Our new Disaggregated Scheduled Fabric (DSF) for our next-generation AI clusters offers several advantages over our existing switches. By opening up our network fabric we can overcome limitations in scale, component supply options, and power density. DSF is powered by the open OCP-SAI standard and FBOSS, Meta’s own network operating system for controlling network switches. It also supports an open and standard Ethernet-based RoCE interface to endpoints and accelerators across several GPUS and NICS from several different vendors, including our partners at NVIDIA, Broadcom, and AMD.
In addition to DSF, we have also developed and built new 51T fabric switches based on Broadcom and Cisco ASICs. Finally, we are sharing our new FBNIC, a new NIC module that contains our first Meta-design network ASIC. In order to meet the growing needs of our AI
Meta and Microsoft have a long-standing partnership within OCP, beginning with the development of the Switch Abstraction Interface (SAI) for data centers in 2018. Over the years together, we’ve contributed to key initiatives such as the Open Accelerator Module (OAM) standard and SSD standardization, showcasing our shared commitment to advancing open innovation.
Our current collaboration focuses on Mount Diablo, a new disaggregated power rack. It’s a cutting-edge solution featuring a scalable 400 VDC unit that enhances efficiency and scalability. This innovative design allows more AI accelerators per IT rack, significantly advancing AI infrastructure. We’re excited to continue our collaboration through this contribution.
Meta is committed to open source AI. We believe that open source will put the benefits and opportunities of AI into the hands of people all over the word.
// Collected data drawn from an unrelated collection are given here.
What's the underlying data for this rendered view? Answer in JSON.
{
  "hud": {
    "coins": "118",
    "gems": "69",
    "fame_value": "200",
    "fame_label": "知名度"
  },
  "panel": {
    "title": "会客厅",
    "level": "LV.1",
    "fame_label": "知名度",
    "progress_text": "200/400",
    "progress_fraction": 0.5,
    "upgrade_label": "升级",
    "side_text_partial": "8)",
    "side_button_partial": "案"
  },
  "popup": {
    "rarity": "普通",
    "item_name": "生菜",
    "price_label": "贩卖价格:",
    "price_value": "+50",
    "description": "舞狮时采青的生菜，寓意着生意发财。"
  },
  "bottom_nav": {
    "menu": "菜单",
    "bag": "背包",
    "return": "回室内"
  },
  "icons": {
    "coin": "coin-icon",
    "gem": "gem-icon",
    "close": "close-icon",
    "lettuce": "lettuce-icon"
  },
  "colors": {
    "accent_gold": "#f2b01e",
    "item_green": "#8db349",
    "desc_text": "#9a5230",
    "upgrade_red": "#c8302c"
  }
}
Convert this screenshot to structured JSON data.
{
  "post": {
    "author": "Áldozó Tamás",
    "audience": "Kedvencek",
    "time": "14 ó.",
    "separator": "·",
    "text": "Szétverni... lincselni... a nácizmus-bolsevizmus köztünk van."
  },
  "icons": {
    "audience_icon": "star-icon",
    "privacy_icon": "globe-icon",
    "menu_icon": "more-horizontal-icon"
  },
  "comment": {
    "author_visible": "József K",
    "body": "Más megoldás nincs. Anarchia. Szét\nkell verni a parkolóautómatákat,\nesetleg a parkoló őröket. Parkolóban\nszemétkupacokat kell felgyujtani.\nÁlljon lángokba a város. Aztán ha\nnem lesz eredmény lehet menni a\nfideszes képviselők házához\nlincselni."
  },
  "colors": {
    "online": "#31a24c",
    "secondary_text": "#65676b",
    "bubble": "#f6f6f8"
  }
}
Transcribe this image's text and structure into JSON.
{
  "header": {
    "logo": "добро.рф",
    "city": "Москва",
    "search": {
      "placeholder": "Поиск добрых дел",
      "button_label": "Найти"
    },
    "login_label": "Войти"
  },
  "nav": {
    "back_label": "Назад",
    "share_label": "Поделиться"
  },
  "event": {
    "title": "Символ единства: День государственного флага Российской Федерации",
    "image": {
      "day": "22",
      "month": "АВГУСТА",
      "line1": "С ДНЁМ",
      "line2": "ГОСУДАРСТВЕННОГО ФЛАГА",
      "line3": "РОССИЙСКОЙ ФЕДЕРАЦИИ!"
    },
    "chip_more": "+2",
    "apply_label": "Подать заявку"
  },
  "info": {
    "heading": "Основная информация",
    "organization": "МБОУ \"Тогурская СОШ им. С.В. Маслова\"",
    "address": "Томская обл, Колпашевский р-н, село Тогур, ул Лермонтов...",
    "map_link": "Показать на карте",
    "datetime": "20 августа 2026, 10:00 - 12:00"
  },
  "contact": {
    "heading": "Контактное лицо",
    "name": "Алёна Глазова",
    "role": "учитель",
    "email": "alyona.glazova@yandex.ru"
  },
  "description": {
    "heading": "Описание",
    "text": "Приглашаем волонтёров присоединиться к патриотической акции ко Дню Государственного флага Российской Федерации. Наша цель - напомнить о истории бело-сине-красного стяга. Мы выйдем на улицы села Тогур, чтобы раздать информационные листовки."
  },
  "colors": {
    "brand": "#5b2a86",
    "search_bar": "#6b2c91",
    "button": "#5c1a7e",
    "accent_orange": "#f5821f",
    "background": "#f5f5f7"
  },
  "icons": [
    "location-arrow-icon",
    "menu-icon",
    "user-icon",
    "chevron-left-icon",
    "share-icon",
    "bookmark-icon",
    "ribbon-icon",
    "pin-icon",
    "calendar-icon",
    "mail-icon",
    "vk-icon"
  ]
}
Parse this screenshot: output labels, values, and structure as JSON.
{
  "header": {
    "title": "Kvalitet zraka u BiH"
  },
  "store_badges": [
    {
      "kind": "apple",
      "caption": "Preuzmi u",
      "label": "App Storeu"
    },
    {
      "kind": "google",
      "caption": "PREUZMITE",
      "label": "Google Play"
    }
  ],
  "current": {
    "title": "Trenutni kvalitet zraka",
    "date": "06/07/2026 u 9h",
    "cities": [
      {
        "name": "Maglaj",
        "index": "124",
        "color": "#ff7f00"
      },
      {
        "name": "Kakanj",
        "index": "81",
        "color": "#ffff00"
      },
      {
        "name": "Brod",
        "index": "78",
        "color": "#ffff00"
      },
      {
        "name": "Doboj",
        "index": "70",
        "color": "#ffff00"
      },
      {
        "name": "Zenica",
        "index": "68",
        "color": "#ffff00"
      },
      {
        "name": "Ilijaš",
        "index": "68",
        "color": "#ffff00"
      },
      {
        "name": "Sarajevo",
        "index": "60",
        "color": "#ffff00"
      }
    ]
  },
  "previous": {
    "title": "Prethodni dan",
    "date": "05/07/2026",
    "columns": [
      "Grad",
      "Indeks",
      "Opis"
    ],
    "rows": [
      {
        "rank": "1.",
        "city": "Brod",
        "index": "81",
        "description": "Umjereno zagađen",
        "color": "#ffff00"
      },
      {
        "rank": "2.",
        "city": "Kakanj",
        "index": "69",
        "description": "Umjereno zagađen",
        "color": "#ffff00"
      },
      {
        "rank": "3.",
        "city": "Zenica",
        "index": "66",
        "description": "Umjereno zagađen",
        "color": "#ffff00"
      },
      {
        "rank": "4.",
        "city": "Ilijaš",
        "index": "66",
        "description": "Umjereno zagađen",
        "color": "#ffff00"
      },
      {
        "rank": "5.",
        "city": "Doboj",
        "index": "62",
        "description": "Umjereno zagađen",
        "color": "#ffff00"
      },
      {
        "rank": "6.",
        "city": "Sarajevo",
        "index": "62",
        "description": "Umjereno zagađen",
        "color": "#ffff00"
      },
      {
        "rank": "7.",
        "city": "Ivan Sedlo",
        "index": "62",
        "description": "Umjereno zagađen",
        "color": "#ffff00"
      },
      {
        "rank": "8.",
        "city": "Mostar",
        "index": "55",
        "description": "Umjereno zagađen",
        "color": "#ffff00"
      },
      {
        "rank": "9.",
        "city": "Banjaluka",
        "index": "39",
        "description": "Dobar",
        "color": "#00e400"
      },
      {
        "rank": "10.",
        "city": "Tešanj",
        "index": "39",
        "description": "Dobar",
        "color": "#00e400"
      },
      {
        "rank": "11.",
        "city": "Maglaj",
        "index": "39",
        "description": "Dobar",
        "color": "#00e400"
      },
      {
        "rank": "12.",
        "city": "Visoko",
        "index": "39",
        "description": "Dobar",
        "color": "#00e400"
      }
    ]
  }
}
AI won’t realize its full potential without collaboration. We need open software frameworks to drive model innovation, ensure portability, and promote transparency in AI development. We must also prioritize open and standardized models so we can leverage collective expertise, make AI more accessible, and work towards minimizing biases in our systems.
Just as important, we also need open AI hardware systems. These systems are necessary for delivering the kind of high-performance, cost-effective, and adaptable infrastructure necessary for AI advancement.
We encourage anyone who wants to help advance the future of AI hardware systems to engage with the OCP community. By addressing AI’s infrastructure needs together, we can unlock the true promise of open AI for everyone.